Manufacturing Bits: May 1

Adaptive materials; stronger armor; AIN wafers.


Adaptive materials
The U.S. Army Research Laboratory (ARL) and the University of Maryland have developed a technique to make adaptive materials.

Using ultraviolet light, researchers have devised a way that causes a composite material to become stiffer and stronger on-demand. This in turn could enable a variety of new capabilities for the U.S. military, such as rotorcraft design.

In this technique, the idea is to attach ultraviolet light reactive molecules to agents like carbon nanotubes. Carbon nanotubes act as reactive reinforcing agents, as they are embedded in a polymer material. Then, a chemical reaction occurs. The interaction between the reinforcing agents and the polymer increases. As a result, the resulting composite materials could become 93% stiffer and 35% stronger after a five- minute exposure to ultraviolet light.

Army researchers imagine a rotorcraft concept, which represents reactive reinforcements that when exposed to ultraviolet light will increase the mechanical behavior on-demand. The engineers said control of mechanical behavior could potentially lead to increased aerodynamic stability in rotorcraft structures. (U.S. Army illustration)

“This research shows that it is possible to control the overall material property of these nanocomposites through molecular engineering at the interface between the composite components. This is not only important for fundamental science but also for the optimization of structural component response,” said Zhongjie Huang, a postdoctoral research fellow at the University of Maryland, on ARL’s Web site.

“An important motivation for this work is the desire to engineer new structures, starting from the nanoscale, to enable advanced rotorcraft concepts that have been proposed in the past, but were infeasible due to limitations in current composites. One of the most important capabilities envisioned by these concepts is a significantly reduced maintenance burden due to compromises we make to fly at high speeds,” said Bryan Glaz, chief scientist of ARL’s Vehicle Technology Directorate, on the site. “The enhanced mechanical properties with potentially low weight penalties, enabled by the new technique, could lead to nanocomposite based structures that would enable rotorcraft concepts that we cannot build today.”

Stronger armor
The U.S. Naval Research Laboratory (NRL) has made a breakthrough in the field of nanocrystalline ceramics for use in developing stronger armor in the battlefield.

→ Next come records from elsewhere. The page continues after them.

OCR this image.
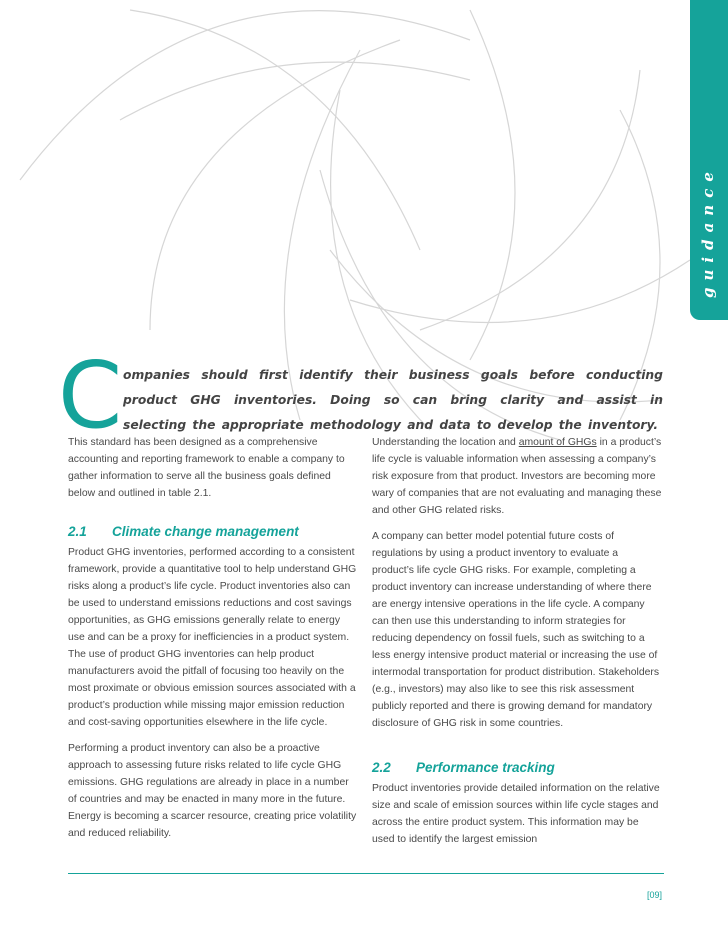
guidance
C ompanies should first identify their business goals before conducting product GHG inventories. Doing so can bring clarity and assist in selecting the appropriate methodology and data to develop the inventory.

This standard has been designed as a comprehensive accounting and reporting framework to enable a company to gather information to serve all the business goals defined below and outlined in table 2.1.

2.1 Climate change management

Product GHG inventories, performed according to a consistent framework, provide a quantitative tool to help understand GHG risks along a product’s life cycle. Product inventories also can be used to understand emissions reductions and cost savings opportunities, as GHG emissions generally relate to energy use and can be a proxy for inefficiencies in a product system. The use of product GHG inventories can help product manufacturers avoid the pitfall of focusing too heavily on the most proximate or obvious emission sources associated with a product’s production while missing major emission reduction and cost-saving opportunities elsewhere in the life cycle.

Performing a product inventory can also be a proactive approach to assessing future risks related to life cycle GHG emissions. GHG regulations are already in place in a number of countries and may be enacted in many more in the future. Energy is becoming a scarcer resource, creating price volatility and reduced reliability.

Understanding the location and amount of GHGs in a product’s life cycle is valuable information when assessing a company’s risk exposure from that product. Investors are becoming more wary of companies that are not evaluating and managing these and other GHG related risks.

A company can better model potential future costs of regulations by using a product inventory to evaluate a product’s life cycle GHG risks. For example, completing a product inventory can increase understanding of where there are energy intensive operations in the life cycle. A company can then use this understanding to inform strategies for reducing dependency on fossil fuels, such as switching to a less energy intensive product material or increasing the use of intermodal transportation for product distribution. Stakeholders (e.g., investors) may also like to see this risk assessment publicly reported and there is growing demand for mandatory disclosure of GHG risk in some countries.

2.2 Performance tracking

Product inventories provide detailed information on the relative size and scale of emission sources within life cycle stages and across the entire product system. This information may be used to identify the largest emission

[09]
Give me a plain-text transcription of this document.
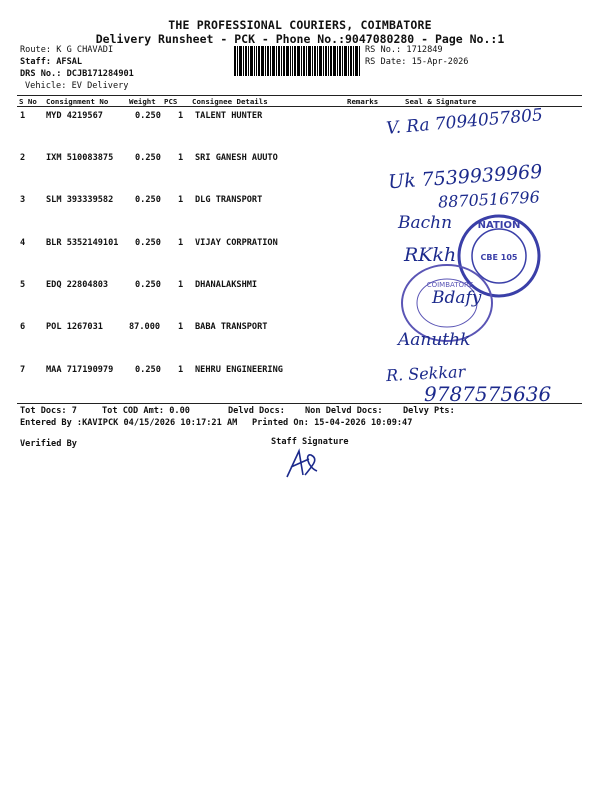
THE PROFESSIONAL COURIERS, COIMBATORE
Delivery Runsheet - PCK - Phone No.:9047080280 - Page No.:1
Route: K G CHAVADI
Staff: AFSAL
DRS No.: DCJB171284901
Vehicle: EV Delivery
RS No.: 1712849
RS Date: 15-Apr-2026
S No Consignment No	Weight PCS Consignee Details	Remarks	Seal & Signature
1 MYD 4219567	0.250 1 TALENT HUNTER
2 IXM 510083875	0.250 1 SRI GANESH AUUTO
3 SLM 393339582	0.250 1 DLG TRANSPORT
4 BLR 5352149101 0.250 1 VIJAY CORPRATION
5 EDQ 22804803	0.250 1 DHANALAKSHMI
6 POL 1267031	87.000 1 BABA TRANSPORT
7 MAA 717190979	0.250 1 NEHRU ENGINEERING
NATION
CBE 105
COIMBATORE
V. Ra 7094057805
Uk 7539939969
8870516796
Bachn
RKkh
Bdafy
Aanuthk
R. Sekkar
9787575636
Tot Docs: 7	Tot COD Amt: 0.00	Delvd Docs: Non Delvd Docs: Delvy Pts:
Entered By :KAVIPCK 04/15/2026 10:17:21 AM Printed On: 15-04-2026 10:09:47
Verified By	Staff Signature
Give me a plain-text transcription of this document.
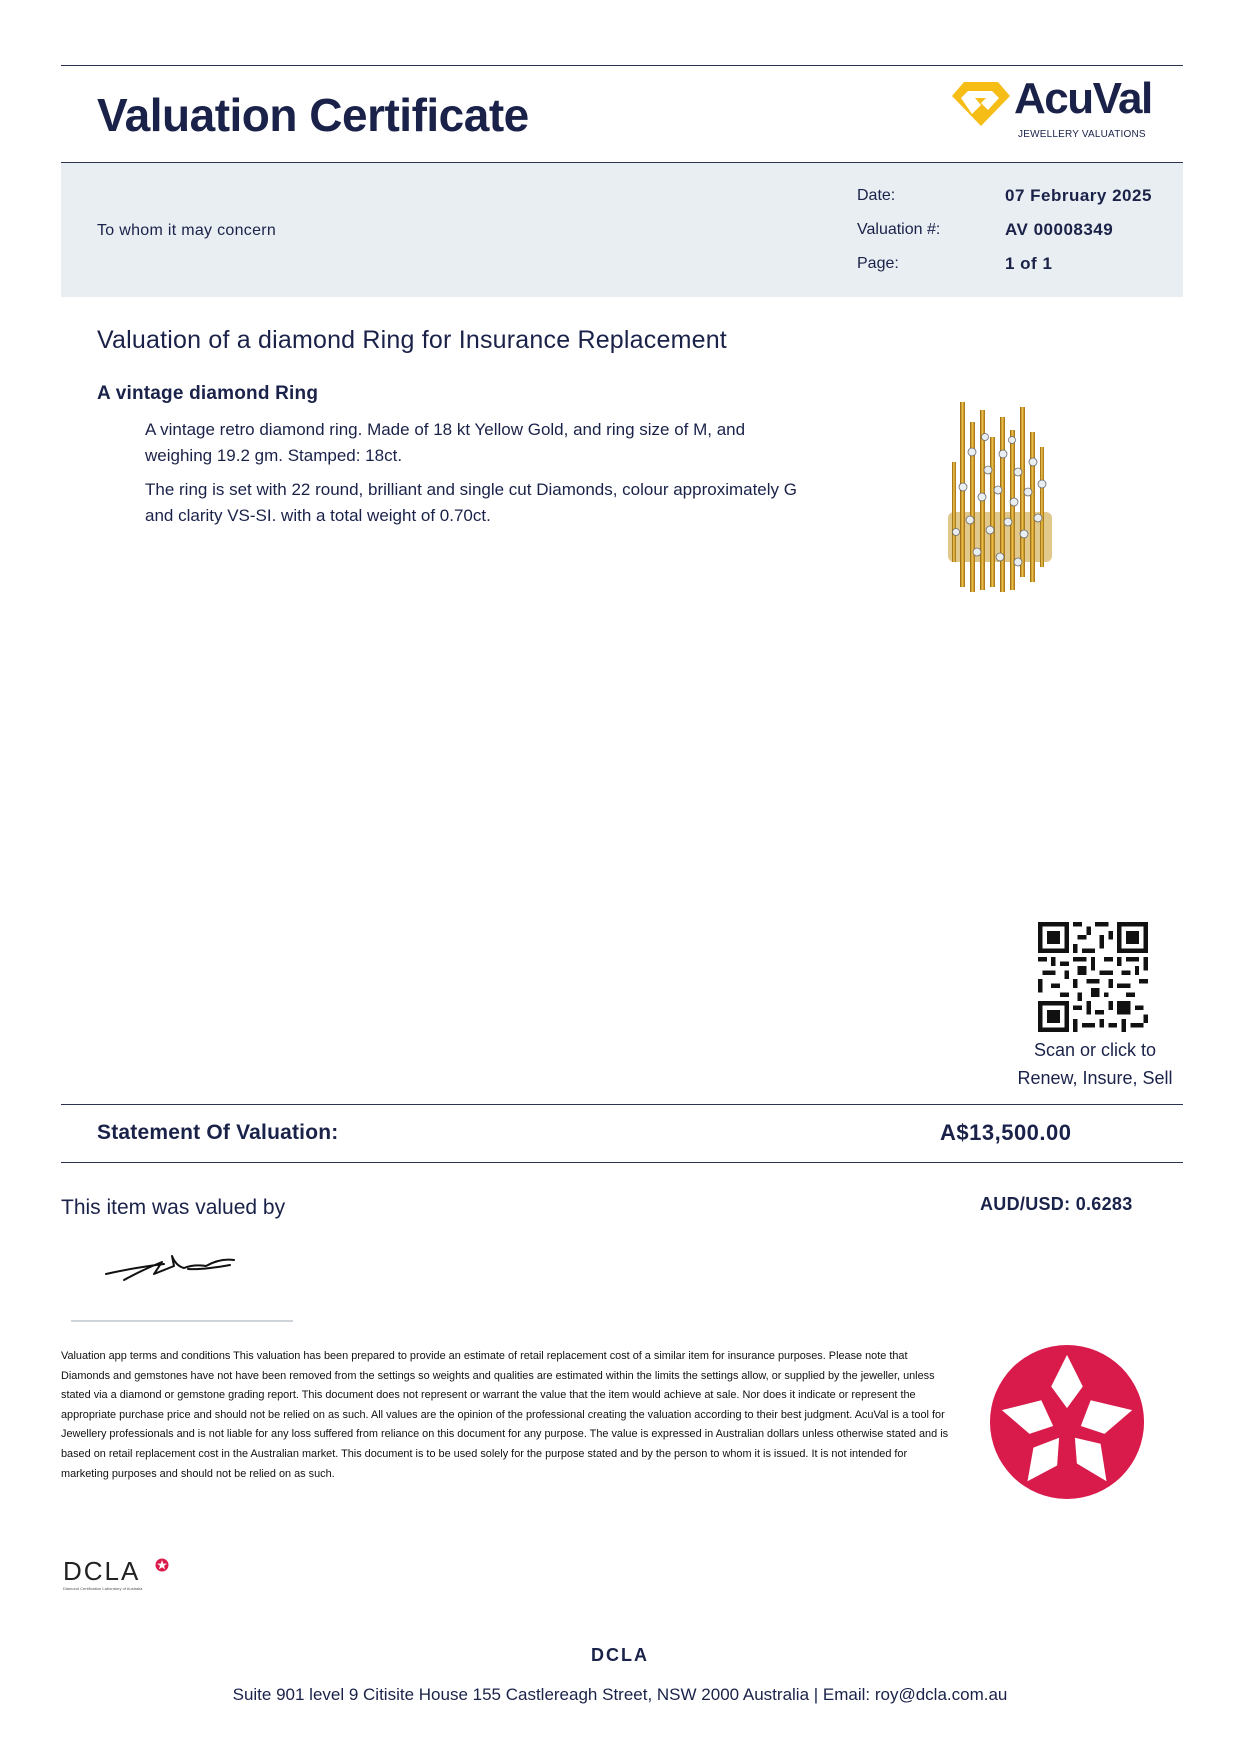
Valuation Certificate	AcuVal
JEWELLERY VALUATIONS
To whom it may concern
Date:	07 February 2025
Valuation #:	AV 00008349
Page:	1 of 1
Valuation of a diamond Ring for Insurance Replacement
A vintage diamond Ring
A vintage retro diamond ring. Made of 18 kt Yellow Gold, and ring size of M, and weighing 19.2 gm. Stamped: 18ct.
The ring is set with 22 round, brilliant and single cut Diamonds, colour approximately G and clarity VS-SI. with a total weight of 0.70ct.
Scan or click to
Renew, Insure, Sell
Statement Of Valuation:	A$13,500.00
This item was valued by	AUD/USD: 0.6283
Valuation app terms and conditions This valuation has been prepared to provide an estimate of retail replacement cost of a similar item for insurance purposes. Please note that Diamonds and gemstones have not have been removed from the settings so weights and qualities are estimated within the limits the settings allow, or supplied by the jeweller, unless stated via a diamond or gemstone grading report. This document does not represent or warrant the value that the item would achieve at sale. Nor does it indicate or represent the appropriate purchase price and should not be relied on as such. All values are the opinion of the professional creating the valuation according to their best judgment. AcuVal is a tool for Jewellery professionals and is not liable for any loss suffered from reliance on this document for any purpose. The value is expressed in Australian dollars unless otherwise stated and is based on retail replacement cost in the Australian market. This document is to be used solely for the purpose stated and by the person to whom it is issued. It is not intended for marketing purposes and should not be relied on as such.
DCLA
Diamond Certification Laboratory of Australia
DCLA
Suite 901 level 9 Citisite House 155 Castlereagh Street, NSW 2000 Australia | Email: roy@dcla.com.au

Researchers demonstrated that it may be possible to one day to design a lightweight, nanocrystalline ceramic material, which in turn could dissipate more mechanical energy. For example, the material could absorb more damage from a sharp projectile, and maintain its high hardness. This discovery could pave the way for more efficient armor for U.S. military forces.

In the lab, NRL advanced its nanosintering technology to form large-scale nanostructured solids. This technology is called Environmentally Controlled Pressure Assisted Sintering (EC-PAS). Sintering is the process of forming a solid mass of material. This is done by heat or pressure.

At the NRL, the goal is to reduce the grain size of metals and ceramics. This, in turn, can increase strength and hardness of a given material. With EC-PAS, NRL broke the world’s record for the smallest grain size in dense ceramics at 3.6nm. This s about 30,000 times smaller than the width of a human hair.

“A few years ago, NRL was the first to show that if you decrease the grain size of ceramics to tens of nanometers, the hardness and strength increase,” said James Wollmershauser, a materials research engineer in NRL’s Materials Science and Technology Division, on the agency’s Web site. “Our current work takes this much further. We decreased the grain size of fully dense ceramics to record breaking single digits, and analyzed the elasticity, hardness, energy dissipation and fracture behavior in ceramics with a wide range of nanosize grains.

“In general, the Navy wants to lighten the load of the warfighter,” said Wollmershauser. “If you can make harder armor, or better performing armor, then you can put less armor on a person or vehicle, in turn increasing capacity for other things like munitions and electronics.”

AIN wafers
HexaTech has rolled out a 2-inch aluminum nitride (AlN) substrate line for use in laser diodes, power semiconductors, ultraviolet LEDs and other applications.

AlN is a compound semiconductor technology with a wide bandgap of 6.2eV, which is higher than silicon, silicon carbide (SiC) and gallium nitride (GaN).

To develop its wafers, HexaTech uses a proprietary technology, dubbed physical vapor transport (PVT). First, the company starts with AlN source materials. Then, it grows single crystalline AlN boules in furnaces with temperatures exceeding 2000°C. The boules are then sliced into wafers and polished.

AlN growth process (Source: HexaTech)

“By challenging perceived constraints and aggressively pursuing solutions at each step of the crystal growth process, we have developed a significant shift in capability which breaks previously observed limitations,” said Raoul Schlesser, HexaTech co‐founder and vice president of crystal and wafer Development. “(This) sets the stage for both continued diameter expansion and increased process yields, ultimately rivaling the price:performance ratio of other mature compound semiconductor technologies, such as SiC and GaAs.”